By George Jaroszkiewicz
Cambridge University Press

Quantised Detector Networks (QDN) theory was invented to reduce the level of metaphysics in the application of quantum mechanics (QM), moving the focus from the system under observation to the observer and the measurement apparatuses. This approach is based on the consideration that “labstates”, i.e. the states of the system we use for observing, are the only things we can actually deal with, while we have no means to prove that the objects under study “exist” independently of observers or observations.

In this view, QM is not a theory describing objects per se, but a theory of entitlement, which means that it provides physicists with a set of rules defining what an observer is entitled to say in any particular context.

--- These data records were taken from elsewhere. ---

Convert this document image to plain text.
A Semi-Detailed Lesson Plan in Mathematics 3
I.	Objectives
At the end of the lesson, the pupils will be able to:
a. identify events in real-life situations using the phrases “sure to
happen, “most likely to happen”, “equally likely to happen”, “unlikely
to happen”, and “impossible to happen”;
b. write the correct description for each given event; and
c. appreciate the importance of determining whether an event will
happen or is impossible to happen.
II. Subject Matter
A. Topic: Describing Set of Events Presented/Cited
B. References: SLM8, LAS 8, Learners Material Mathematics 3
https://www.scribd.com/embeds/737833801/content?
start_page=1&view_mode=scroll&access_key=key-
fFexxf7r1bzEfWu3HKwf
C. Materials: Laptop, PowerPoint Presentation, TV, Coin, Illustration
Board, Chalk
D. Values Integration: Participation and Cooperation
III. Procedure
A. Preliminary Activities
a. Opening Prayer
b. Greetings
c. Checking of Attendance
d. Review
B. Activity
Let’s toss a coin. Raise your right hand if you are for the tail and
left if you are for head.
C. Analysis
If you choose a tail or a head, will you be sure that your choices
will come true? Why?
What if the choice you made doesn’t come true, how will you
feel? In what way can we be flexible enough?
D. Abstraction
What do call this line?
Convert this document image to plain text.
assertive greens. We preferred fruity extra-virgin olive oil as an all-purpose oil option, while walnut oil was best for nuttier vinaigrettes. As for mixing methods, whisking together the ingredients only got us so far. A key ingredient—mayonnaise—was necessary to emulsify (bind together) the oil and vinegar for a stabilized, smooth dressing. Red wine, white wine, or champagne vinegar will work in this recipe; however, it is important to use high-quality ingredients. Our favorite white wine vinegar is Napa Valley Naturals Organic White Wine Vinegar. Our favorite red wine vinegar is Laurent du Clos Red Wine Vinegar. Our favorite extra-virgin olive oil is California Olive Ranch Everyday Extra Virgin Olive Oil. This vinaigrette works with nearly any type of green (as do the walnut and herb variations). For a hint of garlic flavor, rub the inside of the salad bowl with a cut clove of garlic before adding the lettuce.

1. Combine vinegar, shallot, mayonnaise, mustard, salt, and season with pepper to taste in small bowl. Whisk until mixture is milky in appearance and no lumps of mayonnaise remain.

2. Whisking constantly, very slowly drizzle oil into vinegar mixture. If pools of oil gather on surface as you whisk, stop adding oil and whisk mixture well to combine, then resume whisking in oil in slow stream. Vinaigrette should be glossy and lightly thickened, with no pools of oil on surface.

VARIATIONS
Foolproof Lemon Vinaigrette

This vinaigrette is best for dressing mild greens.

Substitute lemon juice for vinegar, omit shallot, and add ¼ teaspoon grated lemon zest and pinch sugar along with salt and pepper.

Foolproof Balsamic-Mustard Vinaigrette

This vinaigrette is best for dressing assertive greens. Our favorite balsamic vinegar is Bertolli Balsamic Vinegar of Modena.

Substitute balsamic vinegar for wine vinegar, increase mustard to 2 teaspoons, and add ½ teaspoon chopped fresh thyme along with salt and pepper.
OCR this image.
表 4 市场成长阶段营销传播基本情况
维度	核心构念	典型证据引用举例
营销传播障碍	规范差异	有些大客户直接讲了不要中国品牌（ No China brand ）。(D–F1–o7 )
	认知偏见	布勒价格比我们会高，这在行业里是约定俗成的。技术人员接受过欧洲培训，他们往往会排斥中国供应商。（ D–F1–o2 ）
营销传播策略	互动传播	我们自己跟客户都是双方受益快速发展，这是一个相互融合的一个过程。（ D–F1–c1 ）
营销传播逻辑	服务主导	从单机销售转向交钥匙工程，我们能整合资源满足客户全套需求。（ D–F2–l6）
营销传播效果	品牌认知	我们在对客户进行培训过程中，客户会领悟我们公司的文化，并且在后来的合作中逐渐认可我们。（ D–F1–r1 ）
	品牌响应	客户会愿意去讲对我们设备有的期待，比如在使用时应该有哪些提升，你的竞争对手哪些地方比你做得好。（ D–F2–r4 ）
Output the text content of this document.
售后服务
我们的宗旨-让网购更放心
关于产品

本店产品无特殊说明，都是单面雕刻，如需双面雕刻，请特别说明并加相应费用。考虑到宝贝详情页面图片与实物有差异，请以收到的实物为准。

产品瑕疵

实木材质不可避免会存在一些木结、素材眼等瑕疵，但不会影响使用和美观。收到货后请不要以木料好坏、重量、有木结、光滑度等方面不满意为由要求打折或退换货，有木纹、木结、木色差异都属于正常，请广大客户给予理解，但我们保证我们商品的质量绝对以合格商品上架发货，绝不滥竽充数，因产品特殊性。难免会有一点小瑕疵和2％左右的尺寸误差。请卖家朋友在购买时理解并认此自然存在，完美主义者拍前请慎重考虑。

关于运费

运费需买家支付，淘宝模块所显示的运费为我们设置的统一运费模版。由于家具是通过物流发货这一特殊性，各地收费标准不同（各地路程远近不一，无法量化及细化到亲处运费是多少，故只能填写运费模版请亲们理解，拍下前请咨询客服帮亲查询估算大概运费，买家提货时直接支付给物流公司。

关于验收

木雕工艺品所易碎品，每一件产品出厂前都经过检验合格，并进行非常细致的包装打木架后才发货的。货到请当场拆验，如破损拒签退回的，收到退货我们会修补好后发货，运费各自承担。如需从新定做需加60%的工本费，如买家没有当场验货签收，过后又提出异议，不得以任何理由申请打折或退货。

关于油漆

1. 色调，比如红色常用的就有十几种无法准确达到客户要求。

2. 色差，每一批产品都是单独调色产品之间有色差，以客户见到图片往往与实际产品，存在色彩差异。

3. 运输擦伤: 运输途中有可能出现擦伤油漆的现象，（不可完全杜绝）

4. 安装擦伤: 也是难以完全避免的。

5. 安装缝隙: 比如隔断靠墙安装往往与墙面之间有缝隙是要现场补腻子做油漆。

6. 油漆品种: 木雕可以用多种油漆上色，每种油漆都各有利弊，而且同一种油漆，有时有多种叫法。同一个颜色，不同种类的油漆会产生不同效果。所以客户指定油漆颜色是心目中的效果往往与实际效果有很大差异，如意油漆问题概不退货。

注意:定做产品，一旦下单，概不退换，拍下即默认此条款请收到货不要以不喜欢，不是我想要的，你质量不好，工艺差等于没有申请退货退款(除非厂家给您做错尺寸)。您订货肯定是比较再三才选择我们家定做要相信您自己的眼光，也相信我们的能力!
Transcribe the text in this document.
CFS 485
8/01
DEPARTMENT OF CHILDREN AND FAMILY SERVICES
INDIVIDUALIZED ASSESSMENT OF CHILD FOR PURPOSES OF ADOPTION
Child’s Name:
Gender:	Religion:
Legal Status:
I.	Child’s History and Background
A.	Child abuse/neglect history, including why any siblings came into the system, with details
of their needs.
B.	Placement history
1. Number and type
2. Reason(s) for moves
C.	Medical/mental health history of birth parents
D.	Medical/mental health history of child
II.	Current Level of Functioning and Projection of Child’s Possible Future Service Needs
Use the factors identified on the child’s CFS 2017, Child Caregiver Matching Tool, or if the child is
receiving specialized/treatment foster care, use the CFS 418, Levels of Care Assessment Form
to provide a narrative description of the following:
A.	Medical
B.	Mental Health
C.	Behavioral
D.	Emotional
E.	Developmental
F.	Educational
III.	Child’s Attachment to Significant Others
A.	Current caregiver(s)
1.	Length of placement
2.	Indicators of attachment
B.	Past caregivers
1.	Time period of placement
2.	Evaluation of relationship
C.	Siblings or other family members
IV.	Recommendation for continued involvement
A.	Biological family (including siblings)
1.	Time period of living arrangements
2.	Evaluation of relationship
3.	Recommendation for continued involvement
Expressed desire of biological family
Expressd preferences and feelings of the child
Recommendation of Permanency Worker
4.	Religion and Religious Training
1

The book is organized in four parts: Basics, Applications, Prospects, and Appendices. The author provides, first of all, the formalism of QDN and then applies it to a number of experiments that show how it differs from standard quantum formalism. In the third part, the prospects for future applications of QDN are discussed, as well as the possibility of constructing a generalised theory of observation. Finally, the appendices collect collateral material referred to at various places in the book.

The aim of the author is to push the readers to look in a different way at the world they live in, to show them the cognitive traps caused by realism – i.e. the assumption that what we observe has an existence independent of our observation – and alerting them that various speculative concepts and theories discussed by some scientists do not actually have empirical basis. In other words, they cannot be experimentally tested.